Tigecycline resistance with maximum MICs of 16 mg/L was seen in E. coli mutants selected in the presence of tigecycline. Compared with the parental strain, the relative copy number and transcription level of tet(A)TIG in the mutants increased significantly in the presence of 2, 4 and 8 mg/L tigecycline, respectively. With increasing tigecycline selection pressure, the tet(A)TIG-carrying plasmids in the mutants increased in size, correlating with the number of tandem amplificates of a ΔTnAs1-flanked UCS harbouring tet(A)TIG. These tandem amplificates were not stable in the absence of tigecycline.

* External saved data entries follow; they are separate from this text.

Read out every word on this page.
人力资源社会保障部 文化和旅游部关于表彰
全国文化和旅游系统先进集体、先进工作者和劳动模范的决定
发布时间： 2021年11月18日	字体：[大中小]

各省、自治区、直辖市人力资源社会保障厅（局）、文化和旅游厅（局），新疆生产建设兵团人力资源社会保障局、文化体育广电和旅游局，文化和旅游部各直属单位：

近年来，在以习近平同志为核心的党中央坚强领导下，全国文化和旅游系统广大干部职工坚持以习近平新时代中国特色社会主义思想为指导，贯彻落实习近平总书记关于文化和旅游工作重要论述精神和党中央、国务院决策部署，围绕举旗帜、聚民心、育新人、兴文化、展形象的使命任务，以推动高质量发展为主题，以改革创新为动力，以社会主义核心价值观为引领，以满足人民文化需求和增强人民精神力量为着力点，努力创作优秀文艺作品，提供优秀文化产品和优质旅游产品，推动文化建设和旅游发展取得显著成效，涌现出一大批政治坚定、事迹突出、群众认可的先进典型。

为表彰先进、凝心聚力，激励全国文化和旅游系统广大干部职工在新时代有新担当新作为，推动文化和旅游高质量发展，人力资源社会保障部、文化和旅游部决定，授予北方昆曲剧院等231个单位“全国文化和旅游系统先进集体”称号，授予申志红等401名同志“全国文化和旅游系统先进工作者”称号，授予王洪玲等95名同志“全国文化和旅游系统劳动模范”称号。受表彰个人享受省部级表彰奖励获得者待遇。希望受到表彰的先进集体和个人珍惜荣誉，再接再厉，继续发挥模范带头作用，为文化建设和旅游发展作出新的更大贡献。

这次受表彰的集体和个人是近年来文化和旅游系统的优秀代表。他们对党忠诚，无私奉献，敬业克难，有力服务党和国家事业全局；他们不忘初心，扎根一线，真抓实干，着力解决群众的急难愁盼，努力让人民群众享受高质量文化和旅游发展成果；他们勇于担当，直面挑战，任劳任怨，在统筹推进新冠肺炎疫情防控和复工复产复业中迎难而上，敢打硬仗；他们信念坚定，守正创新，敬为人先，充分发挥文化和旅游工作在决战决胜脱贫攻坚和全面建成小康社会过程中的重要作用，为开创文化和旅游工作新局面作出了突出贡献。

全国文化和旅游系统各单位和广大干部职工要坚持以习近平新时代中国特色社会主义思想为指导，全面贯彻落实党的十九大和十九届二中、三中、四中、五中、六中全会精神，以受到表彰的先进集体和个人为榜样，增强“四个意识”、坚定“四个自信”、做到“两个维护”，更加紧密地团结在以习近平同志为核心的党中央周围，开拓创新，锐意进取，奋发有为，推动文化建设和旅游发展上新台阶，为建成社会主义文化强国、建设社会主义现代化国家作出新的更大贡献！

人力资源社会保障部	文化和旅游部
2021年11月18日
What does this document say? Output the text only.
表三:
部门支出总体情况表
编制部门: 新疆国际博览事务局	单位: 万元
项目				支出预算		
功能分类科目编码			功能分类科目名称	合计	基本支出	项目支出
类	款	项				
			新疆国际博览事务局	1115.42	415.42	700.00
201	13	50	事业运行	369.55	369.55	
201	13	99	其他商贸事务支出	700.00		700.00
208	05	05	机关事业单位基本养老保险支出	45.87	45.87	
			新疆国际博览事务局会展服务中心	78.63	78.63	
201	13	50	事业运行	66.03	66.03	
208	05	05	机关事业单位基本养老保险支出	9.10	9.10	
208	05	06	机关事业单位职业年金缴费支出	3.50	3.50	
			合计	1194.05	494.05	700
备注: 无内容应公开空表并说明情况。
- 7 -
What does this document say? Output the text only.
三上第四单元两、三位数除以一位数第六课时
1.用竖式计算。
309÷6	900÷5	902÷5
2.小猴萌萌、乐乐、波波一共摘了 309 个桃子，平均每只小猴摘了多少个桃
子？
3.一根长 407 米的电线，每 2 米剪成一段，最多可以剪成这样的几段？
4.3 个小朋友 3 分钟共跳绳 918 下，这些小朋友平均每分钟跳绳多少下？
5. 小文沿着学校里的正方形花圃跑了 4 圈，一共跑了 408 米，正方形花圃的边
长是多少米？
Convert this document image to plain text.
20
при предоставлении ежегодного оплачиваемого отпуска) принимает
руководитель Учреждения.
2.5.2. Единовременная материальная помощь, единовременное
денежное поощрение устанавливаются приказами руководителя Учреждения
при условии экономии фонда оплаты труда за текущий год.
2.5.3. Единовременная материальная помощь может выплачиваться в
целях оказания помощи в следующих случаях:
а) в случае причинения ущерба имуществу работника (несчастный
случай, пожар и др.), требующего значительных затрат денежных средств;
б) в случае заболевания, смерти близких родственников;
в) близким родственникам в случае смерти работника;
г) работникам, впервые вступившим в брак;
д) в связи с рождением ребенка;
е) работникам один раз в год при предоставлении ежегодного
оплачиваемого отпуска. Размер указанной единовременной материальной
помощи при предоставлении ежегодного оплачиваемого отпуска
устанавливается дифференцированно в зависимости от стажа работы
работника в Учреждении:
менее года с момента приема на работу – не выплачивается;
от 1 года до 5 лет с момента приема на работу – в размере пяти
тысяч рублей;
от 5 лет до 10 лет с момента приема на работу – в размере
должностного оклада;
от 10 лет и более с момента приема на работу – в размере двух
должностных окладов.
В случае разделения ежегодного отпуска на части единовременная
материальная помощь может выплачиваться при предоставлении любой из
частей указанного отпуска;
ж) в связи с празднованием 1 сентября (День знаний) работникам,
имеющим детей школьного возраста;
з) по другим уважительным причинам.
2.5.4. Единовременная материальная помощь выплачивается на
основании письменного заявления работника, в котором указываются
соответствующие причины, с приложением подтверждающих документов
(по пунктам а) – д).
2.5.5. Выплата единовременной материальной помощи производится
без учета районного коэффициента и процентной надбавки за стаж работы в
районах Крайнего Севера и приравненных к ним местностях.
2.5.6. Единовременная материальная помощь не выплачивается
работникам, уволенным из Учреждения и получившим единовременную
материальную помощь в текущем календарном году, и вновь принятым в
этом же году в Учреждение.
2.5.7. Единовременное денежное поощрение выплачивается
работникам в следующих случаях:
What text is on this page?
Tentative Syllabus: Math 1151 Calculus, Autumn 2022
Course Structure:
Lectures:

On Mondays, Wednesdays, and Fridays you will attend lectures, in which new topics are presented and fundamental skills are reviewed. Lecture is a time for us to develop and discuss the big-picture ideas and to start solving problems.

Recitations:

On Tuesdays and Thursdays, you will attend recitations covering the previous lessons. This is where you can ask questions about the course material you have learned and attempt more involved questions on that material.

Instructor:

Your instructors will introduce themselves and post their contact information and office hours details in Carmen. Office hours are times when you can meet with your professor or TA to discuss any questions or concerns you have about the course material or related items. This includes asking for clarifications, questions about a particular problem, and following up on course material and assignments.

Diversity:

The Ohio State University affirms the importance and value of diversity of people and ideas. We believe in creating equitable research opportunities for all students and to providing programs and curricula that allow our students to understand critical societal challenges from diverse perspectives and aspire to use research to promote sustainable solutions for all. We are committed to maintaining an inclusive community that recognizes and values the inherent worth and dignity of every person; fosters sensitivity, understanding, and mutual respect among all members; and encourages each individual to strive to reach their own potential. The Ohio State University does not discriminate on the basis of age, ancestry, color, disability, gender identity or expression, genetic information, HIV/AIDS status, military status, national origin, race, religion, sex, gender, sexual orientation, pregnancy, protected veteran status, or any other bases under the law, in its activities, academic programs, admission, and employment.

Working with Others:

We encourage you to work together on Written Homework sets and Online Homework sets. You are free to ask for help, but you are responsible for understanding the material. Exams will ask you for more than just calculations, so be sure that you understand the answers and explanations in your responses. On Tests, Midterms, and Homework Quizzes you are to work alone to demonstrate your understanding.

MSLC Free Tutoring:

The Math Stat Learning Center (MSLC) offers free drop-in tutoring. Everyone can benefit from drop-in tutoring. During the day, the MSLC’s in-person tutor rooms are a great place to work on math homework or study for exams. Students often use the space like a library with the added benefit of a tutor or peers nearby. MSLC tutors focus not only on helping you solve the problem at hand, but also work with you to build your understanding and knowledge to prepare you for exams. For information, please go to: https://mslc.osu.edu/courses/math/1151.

Tigecycline resistance is due to the tandem amplification of a ΔTnAs1-flanked tet(A)TIG-carrying plasmid-borne segment in E. coli. The gain/loss of the tandem amplificates in the presence/absence of tigecycline represents an economic way for the bacteria to survive in the presence of tigecycline.
摘要:
目的:阐明由tet(A)变异基因介导的大肠埃希菌对替加环素的耐药机制。
方法:E.大肠杆菌573菌株携带质粒携带的tet(A)变异基因,暂时指定为TET(A)TIG,这导致替加环素敏感性降低(MIC0.5mg/L)。当暴露于浓度增加的替加环素(0.25-8mg/L)时,获得了以2、4和8mg/L生长的突变体并进行了测序。通过WGS和定量PCR(qPCR)测定突变体中质粒和tet(A)TIG相对于染色体DNA的拷贝。通过RT-qPCR评估突变体中tet(A)TIG的表达。通过S1-PFGE和Southern印迹杂交观察携带tet(A)TIG的质粒。PCR用于检测携带tet(A)TIG的非常规可环化结构(UCS)。
结果:在替加环素存在下选择的大肠杆菌突变体中观察到最大MIC为16mg/L的替加环素抗性。与亲本菌株相比,在2、4和8mg/L替加环素存在下,突变体中tet(A)TIG的相对拷贝数和转录水平显着增加,分别。随着替加环素选择压力的增加,突变体中携带tet(A)TIG的质粒大小增加,与带有tet(A)TIG的ΔTnAs1侧翼UCS的串联扩增数相关。这些串联扩增在不存在替加环素的情况下是不稳定的。
结论:替加环素抗性是由于大肠杆菌中ΔTnAs1侧翼的tet(A)TIG携带质粒片段的串联扩增。在存在/不存在替加环素的情况下串联扩增物的获得/损失代表了细菌在替加环素存在下存活的经济方式。
方法:E.大肠杆菌573菌株携带质粒携带的tet(A)变异基因,暂时指定为TET(A)TIG,这导致替加环素敏感性降低(MIC0.5mg/L)。当暴露于浓度增加的替加环素(0.25-8mg/L)时,获得了以2、4和8mg/L生长的突变体并进行了测序。通过WGS和定量PCR(qPCR)测定突变体中质粒和tet(A)TIG相对于染色体DNA的拷贝。通过RT-qPCR评估突变体中tet(A)TIG的表达。通过S1-PFGE和Southern印迹杂交观察携带tet(A)TIG的质粒。PCR用于检测携带tet(A)TIG的非常规可环化结构(UCS)。
结果:在替加环素存在下选择的大肠杆菌突变体中观察到最大MIC为16mg/L的替加环素抗性。与亲本菌株相比,在2、4和8mg/L替加环素存在下,突变体中tet(A)TIG的相对拷贝数和转录水平显着增加,分别。随着替加环素选择压力的增加,突变体中携带tet(A)TIG的质粒大小增加,与带有tet(A)TIG的ΔTnAs1侧翼UCS的串联扩增数相关。这些串联扩增在不存在替加环素的情况下是不稳定的。
结论:替加环素抗性是由于大肠杆菌中ΔTnAs1侧翼的tet(A)TIG携带质粒片段的串联扩增。在存在/不存在替加环素的情况下串联扩增物的获得/损失代表了细菌在替加环素存在下存活的经济方式。